Peters endured calls of “Gator Bait” in Arizona last year as he watched Florida put a 41-14 thumping on the Buckeyes during the national championship game. Of course it didn’t help that he was sitting in the middle of the Gators’ student section, right by Florida’s band.
He’s hoping to avoid “Tiger Bait” calls on Monday.
Peters’ son -- another Buckeye fan -- is flying in from Boston tonight to attend the game with his dad. It’s the first game the two have seen together in a couple of years, giving Peters some much-needed company.
“I’m looking forward to seeing some Ohio State fans,” he said. “I’ve definitely been outnumbered.”
Bloodlines don’t always match football lines. Benson’s daughter graduated from LSU. Her older son graduated from Oklahoma.

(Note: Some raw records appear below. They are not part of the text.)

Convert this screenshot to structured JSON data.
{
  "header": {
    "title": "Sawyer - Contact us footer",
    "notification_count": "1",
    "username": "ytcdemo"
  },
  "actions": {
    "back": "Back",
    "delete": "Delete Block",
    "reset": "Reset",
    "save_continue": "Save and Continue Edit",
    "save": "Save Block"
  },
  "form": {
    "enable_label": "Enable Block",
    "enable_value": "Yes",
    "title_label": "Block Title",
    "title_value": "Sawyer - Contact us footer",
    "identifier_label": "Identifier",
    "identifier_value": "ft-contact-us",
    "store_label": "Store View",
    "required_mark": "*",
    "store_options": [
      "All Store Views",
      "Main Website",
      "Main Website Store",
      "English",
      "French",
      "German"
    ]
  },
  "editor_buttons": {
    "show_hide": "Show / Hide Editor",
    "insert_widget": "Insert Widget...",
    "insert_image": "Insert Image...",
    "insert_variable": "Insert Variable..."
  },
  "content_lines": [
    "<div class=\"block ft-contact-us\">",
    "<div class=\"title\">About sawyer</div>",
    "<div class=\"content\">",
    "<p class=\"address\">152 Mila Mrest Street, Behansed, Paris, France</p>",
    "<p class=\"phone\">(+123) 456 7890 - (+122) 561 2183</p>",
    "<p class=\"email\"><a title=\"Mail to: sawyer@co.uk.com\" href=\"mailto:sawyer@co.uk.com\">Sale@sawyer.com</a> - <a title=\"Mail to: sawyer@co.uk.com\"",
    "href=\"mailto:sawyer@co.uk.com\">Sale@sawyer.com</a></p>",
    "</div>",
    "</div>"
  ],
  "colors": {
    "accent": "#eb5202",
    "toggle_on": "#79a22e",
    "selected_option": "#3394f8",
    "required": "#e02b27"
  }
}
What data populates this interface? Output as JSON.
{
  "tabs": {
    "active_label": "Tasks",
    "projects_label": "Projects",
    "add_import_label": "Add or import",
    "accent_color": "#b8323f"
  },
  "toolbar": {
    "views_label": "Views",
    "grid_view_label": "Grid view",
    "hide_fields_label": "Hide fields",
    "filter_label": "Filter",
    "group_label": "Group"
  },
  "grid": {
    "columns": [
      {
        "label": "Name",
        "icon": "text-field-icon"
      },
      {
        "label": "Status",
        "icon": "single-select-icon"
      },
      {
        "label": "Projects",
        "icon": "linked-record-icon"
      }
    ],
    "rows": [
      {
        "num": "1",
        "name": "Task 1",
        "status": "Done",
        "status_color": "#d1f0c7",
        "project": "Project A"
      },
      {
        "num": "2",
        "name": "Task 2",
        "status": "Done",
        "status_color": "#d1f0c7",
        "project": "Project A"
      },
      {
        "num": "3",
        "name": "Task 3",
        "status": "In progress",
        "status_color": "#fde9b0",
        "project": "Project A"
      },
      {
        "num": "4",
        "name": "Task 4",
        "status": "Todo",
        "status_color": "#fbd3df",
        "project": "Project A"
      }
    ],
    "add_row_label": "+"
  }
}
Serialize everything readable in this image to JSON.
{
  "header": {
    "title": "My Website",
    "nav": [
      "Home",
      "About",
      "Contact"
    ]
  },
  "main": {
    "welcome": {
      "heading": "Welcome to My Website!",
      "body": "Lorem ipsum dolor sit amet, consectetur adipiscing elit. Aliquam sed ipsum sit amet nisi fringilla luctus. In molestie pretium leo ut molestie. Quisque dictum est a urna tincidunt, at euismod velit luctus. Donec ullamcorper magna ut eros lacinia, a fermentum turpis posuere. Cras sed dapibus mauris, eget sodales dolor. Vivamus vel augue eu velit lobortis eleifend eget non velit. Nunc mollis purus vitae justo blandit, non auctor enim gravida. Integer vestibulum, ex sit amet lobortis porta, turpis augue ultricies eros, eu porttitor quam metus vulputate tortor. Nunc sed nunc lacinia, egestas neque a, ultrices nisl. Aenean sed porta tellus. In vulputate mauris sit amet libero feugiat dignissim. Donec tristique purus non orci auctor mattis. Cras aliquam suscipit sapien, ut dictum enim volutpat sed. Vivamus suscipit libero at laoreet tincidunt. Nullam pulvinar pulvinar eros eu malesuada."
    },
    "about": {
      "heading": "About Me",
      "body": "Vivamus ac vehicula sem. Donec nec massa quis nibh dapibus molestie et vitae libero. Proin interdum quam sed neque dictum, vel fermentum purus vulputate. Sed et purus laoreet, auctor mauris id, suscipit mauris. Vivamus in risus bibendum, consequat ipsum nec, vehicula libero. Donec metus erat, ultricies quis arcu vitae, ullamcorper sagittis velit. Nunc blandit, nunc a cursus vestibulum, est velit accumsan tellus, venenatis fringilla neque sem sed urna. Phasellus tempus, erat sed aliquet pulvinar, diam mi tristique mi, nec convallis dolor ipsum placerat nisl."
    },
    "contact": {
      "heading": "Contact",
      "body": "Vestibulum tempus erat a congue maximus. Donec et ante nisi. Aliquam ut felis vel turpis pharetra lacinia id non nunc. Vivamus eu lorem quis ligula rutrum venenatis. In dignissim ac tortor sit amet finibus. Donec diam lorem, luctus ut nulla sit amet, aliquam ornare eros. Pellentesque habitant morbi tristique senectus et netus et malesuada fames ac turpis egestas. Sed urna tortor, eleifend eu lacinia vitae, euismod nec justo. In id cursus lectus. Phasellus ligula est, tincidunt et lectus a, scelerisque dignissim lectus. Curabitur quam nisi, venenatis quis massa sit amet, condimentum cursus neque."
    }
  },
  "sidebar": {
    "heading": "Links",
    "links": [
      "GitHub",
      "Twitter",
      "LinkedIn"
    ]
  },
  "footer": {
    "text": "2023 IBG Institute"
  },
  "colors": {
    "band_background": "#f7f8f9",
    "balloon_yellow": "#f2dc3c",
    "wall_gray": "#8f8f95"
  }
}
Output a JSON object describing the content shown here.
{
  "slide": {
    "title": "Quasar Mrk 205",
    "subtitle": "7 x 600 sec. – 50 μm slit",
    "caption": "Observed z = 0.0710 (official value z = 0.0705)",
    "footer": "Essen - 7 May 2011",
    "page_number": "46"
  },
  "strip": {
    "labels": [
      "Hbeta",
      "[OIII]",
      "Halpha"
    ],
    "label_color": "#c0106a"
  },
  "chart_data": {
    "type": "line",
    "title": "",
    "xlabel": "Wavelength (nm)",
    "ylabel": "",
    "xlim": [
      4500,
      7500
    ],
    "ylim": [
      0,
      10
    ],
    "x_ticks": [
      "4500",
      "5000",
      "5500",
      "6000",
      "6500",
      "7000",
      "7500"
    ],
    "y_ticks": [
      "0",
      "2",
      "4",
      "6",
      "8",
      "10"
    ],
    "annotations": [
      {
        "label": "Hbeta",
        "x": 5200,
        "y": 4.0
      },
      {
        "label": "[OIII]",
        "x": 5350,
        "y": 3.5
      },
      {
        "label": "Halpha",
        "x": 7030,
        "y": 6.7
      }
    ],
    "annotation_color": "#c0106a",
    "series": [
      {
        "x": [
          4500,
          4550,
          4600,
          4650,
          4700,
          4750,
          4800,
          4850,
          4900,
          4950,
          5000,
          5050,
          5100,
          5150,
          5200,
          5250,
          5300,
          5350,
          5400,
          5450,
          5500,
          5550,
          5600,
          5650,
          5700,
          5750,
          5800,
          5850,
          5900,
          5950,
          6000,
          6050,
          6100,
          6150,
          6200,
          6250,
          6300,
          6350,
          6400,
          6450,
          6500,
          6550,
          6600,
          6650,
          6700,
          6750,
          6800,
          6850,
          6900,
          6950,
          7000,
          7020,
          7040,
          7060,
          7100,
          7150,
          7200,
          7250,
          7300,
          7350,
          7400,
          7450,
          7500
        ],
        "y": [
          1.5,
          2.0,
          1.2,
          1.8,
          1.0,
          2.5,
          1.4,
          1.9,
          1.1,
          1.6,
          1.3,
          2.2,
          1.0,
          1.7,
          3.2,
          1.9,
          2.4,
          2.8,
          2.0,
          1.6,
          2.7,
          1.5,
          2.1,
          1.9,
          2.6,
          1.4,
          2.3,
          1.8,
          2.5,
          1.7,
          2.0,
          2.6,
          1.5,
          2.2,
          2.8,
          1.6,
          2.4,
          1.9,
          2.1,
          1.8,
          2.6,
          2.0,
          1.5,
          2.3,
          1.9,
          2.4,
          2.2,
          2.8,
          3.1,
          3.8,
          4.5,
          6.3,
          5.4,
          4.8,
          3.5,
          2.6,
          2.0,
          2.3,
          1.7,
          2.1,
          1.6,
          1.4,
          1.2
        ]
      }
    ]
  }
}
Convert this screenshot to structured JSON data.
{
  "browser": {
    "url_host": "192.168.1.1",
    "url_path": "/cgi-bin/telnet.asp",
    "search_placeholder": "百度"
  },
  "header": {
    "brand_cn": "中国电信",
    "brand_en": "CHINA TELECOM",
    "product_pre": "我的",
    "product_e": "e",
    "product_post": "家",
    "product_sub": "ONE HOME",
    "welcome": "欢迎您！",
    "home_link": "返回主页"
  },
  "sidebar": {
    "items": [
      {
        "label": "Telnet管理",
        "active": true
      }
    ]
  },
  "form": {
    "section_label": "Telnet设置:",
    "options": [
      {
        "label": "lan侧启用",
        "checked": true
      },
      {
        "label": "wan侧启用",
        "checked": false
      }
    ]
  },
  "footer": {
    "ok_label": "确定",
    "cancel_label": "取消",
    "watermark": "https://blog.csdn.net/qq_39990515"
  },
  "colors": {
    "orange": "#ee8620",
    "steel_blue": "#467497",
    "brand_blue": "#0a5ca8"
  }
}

The trash talk has been kept to a minimum. In fact, Benson is taking her daughter and son-in-law, another LSU fan, to the game Monday.
“It’s been fun, really,” Benson said. “We’ve been great sports about it.”
Findlay had some advice for Buckeye fans coming to New Orleans.
“Watch your back,” she laughed. “In all seriousness, just come down to have fun, but be aware of your surroundings.
“And make sure you bring both lungs, because we’ll need all the yelling we can get.”